Для меня главный вывод о том, какая школа лучше, исходит от покойного стэнфордского бихевиориста Амоса Тверски: “Страшно думать, что ты можешь чего-то не знать, но еще страшнее думать, что, по большому счету, миром управляют люди, которые верят, что они точно знают, что происходит.”
Безусловно, в бизнесе по управлению инвестициями принято составлять макропрогнозы, публиковать их по запросу и ставить на них деньги клиентов. Также, по-видимому, принято, чтобы финансовые менеджеры доверяли прогнозам, особенно своим собственным. Несоблюдение этого правила привело бы к огромному диссонансу, как описано выше. Но подтверждается ли их вера фактами? Мне не терпится услышать, что вы думаете.
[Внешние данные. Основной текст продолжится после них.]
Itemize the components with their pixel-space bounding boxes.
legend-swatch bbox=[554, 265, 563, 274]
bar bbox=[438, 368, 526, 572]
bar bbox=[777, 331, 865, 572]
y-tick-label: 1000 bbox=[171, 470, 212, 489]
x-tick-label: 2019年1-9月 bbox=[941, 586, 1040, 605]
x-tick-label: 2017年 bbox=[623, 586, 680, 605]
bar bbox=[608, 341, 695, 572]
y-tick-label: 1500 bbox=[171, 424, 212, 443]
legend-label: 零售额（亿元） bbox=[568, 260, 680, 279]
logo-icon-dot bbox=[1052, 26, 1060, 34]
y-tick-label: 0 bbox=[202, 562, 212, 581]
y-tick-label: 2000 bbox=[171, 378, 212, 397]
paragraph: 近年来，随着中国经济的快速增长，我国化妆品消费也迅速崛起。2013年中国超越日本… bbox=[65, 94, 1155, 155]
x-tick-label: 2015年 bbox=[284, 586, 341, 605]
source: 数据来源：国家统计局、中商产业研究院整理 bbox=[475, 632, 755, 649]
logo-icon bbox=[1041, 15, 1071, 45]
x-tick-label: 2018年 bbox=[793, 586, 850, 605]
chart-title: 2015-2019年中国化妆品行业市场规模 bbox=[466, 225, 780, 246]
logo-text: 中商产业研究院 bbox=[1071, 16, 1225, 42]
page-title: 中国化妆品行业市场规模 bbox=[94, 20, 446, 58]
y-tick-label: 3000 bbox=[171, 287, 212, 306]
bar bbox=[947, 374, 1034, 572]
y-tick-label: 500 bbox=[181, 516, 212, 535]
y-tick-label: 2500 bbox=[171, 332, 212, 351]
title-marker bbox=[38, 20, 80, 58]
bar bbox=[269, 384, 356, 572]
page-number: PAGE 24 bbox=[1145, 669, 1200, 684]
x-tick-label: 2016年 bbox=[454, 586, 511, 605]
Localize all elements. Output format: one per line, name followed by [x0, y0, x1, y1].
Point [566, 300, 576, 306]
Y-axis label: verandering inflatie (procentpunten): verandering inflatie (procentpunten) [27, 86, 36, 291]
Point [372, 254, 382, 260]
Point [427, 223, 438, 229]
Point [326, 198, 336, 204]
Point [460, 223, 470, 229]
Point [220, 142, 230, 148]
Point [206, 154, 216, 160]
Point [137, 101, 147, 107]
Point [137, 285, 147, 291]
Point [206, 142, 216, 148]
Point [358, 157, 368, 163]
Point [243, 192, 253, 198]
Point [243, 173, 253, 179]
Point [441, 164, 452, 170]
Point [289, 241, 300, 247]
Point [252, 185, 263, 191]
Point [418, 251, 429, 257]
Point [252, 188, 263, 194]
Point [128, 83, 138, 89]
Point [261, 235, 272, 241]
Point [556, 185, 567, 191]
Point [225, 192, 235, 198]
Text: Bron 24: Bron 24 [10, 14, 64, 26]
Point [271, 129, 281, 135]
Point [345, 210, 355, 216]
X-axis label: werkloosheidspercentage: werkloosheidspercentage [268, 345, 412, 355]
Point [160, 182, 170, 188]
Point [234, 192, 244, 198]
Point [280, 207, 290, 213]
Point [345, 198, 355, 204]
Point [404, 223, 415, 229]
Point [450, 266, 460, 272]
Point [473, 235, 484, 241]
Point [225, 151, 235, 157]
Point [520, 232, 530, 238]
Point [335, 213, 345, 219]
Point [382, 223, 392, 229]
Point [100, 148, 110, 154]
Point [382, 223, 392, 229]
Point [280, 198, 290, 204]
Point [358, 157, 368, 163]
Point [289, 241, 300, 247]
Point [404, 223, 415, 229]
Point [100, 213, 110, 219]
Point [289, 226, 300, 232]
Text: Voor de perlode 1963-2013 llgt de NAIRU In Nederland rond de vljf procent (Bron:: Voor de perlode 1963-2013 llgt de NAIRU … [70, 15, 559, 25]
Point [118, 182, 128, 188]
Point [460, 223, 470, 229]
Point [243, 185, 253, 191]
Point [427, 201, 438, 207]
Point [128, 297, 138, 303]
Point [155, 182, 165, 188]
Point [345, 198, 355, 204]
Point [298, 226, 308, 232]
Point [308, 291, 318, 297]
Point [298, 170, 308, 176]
Несколько лет назад один весьма уважаемый экономист, занимающийся продажами, с которым я подружился в первые годы работы в Citibank, позвонил мне и сообщил важное сообщение: “Вы изменили мою жизнь”, - сказал он. “Я перестал делать прогнозы. Вместо этого я просто рассказываю людям о том, что происходит сегодня и каковы, на мой взгляд, возможные последствия для будущего. Жизнь стала намного лучше”. Могу ли я помочь вам достичь такого же состояния блаженства?